Fotografía del antiguo retablo
       Después de concluir las obras en la estructura arquitectónica el objetivo de los fieles fue la planificación de un retablo en el altar mayor, donde -afirman- pudieran colocarse nuestras imágenes principales. Entre 1842 y 1845 las cuentas aluden a su ejecución por los maestros Casanova y Rodríguez Marrero, quienes emplearían en él madera de pinsapo y otros materiales. El resultado debió ser atractivo en todo, pues que un inventario de 1880 lo describe con detalle: un altar con tabernáculo de madera, sobre el que se halla una cruz pequeña de plata. También disponía de una fe y cuatro evangelistas, las primera colocada en la parte superior de la orla y los restantes en cada uno de dichos extremos. En el nicho del lado derecho se halla el arcángel San Miguel y en el izquierdo está colocado San José con el Niño. 

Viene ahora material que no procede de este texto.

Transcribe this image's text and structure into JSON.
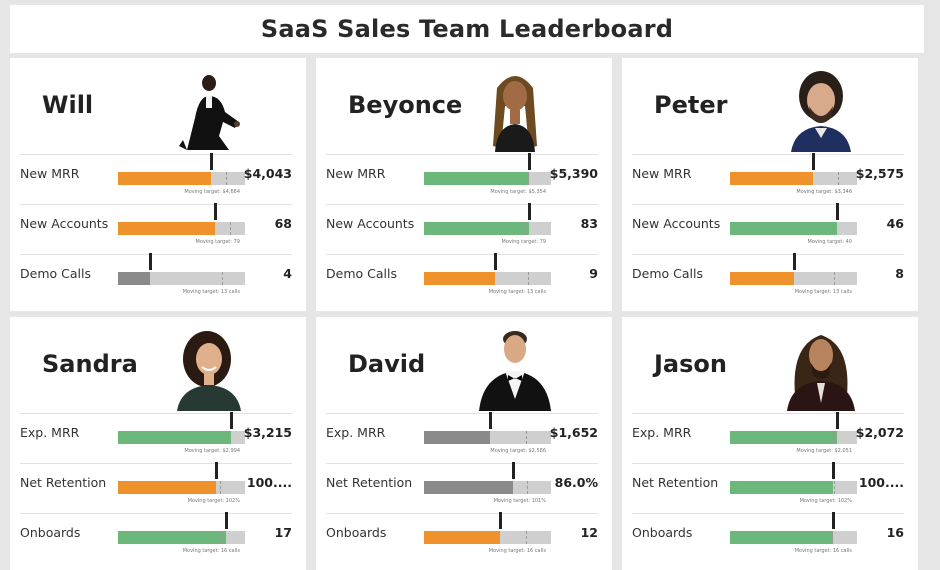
{
  "title": "SaaS Sales Team Leaderboard",
  "colors": {
    "orange": "#f0922c",
    "green": "#6bb87a",
    "gray": "#8a8a8a",
    "track": "#cfcfcf"
  },
  "people": [
    {
      "name": "Will",
      "avatar_icon": "person-tuxedo-dancing-icon",
      "metrics": [
        {
          "label": "New MRR",
          "value": "$4,043",
          "target_label": "Moving target: $4,684",
          "progress": 0.73,
          "target_pct": 0.85,
          "status": "orange"
        },
        {
          "label": "New Accounts",
          "value": "68",
          "target_label": "Moving target: 79",
          "progress": 0.76,
          "target_pct": 0.88,
          "status": "orange"
        },
        {
          "label": "Demo Calls",
          "value": "4",
          "target_label": "Moving target: 13 calls",
          "progress": 0.25,
          "target_pct": 0.82,
          "status": "gray"
        }
      ]
    },
    {
      "name": "Beyonce",
      "avatar_icon": "person-long-braids-icon",
      "metrics": [
        {
          "label": "New MRR",
          "value": "$5,390",
          "target_label": "Moving target: $5,354",
          "progress": 0.83,
          "target_pct": 0.82,
          "status": "green"
        },
        {
          "label": "New Accounts",
          "value": "83",
          "target_label": "Moving target: 79",
          "progress": 0.83,
          "target_pct": 0.79,
          "status": "green"
        },
        {
          "label": "Demo Calls",
          "value": "9",
          "target_label": "Moving target: 13 calls",
          "progress": 0.56,
          "target_pct": 0.82,
          "status": "orange"
        }
      ]
    },
    {
      "name": "Peter",
      "avatar_icon": "person-curly-beard-icon",
      "metrics": [
        {
          "label": "New MRR",
          "value": "$2,575",
          "target_label": "Moving target: $3,346",
          "progress": 0.65,
          "target_pct": 0.85,
          "status": "orange"
        },
        {
          "label": "New Accounts",
          "value": "46",
          "target_label": "Moving target: 40",
          "progress": 0.84,
          "target_pct": 0.73,
          "status": "green"
        },
        {
          "label": "Demo Calls",
          "value": "8",
          "target_label": "Moving target: 13 calls",
          "progress": 0.5,
          "target_pct": 0.82,
          "status": "orange"
        }
      ]
    },
    {
      "name": "Sandra",
      "avatar_icon": "person-curly-hair-smiling-icon",
      "metrics": [
        {
          "label": "Exp. MRR",
          "value": "$3,215",
          "target_label": "Moving target: $2,994",
          "progress": 0.89,
          "target_pct": 0.83,
          "status": "green"
        },
        {
          "label": "Net Retention",
          "value": "100....",
          "target_label": "Moving target: 102%",
          "progress": 0.77,
          "target_pct": 0.8,
          "status": "orange"
        },
        {
          "label": "Onboards",
          "value": "17",
          "target_label": "Moving target: 16 calls",
          "progress": 0.85,
          "target_pct": 0.8,
          "status": "green"
        }
      ]
    },
    {
      "name": "David",
      "avatar_icon": "person-tuxedo-bowtie-icon",
      "metrics": [
        {
          "label": "Exp. MRR",
          "value": "$1,652",
          "target_label": "Moving target: $2,586",
          "progress": 0.52,
          "target_pct": 0.8,
          "status": "gray"
        },
        {
          "label": "Net Retention",
          "value": "86.0%",
          "target_label": "Moving target: 101%",
          "progress": 0.7,
          "target_pct": 0.81,
          "status": "gray"
        },
        {
          "label": "Onboards",
          "value": "12",
          "target_label": "Moving target: 16 calls",
          "progress": 0.6,
          "target_pct": 0.8,
          "status": "orange"
        }
      ]
    },
    {
      "name": "Jason",
      "avatar_icon": "person-long-wavy-hair-icon",
      "metrics": [
        {
          "label": "Exp. MRR",
          "value": "$2,072",
          "target_label": "Moving target: $2,051",
          "progress": 0.84,
          "target_pct": 0.82,
          "status": "green"
        },
        {
          "label": "Net Retention",
          "value": "100....",
          "target_label": "Moving target: 102%",
          "progress": 0.81,
          "target_pct": 0.82,
          "status": "green"
        },
        {
          "label": "Onboards",
          "value": "16",
          "target_label": "Moving target: 16 calls",
          "progress": 0.81,
          "target_pct": 0.8,
          "status": "green"
        }
      ]
    }
  ]
}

      Se intuye que con estas obras no se anhelaba un retablo propiamente dicho, sino que más bien se produjo la composición de lo ya existente. Remodelarían el tabernáculo anterior (al que completaron con representaciones figurativas) y dispusieron las principales imágenes en las hornacinas del retablo. Ese hecho permitió que el presbiterio del templo perdiera el anterior sentido eucarístico, tan del gusto de la espiritualidad ilustrada y común a varias parroquias del sur, ya que, entre otras, la de Granadilla dispuso de un tabernáculo en su retablo mayor antes de 1813. Al dar cabida a las principales imágenes en la capilla se alteraba su sentido original. Dicho retablo fue sustituido por el actual (1922-1936).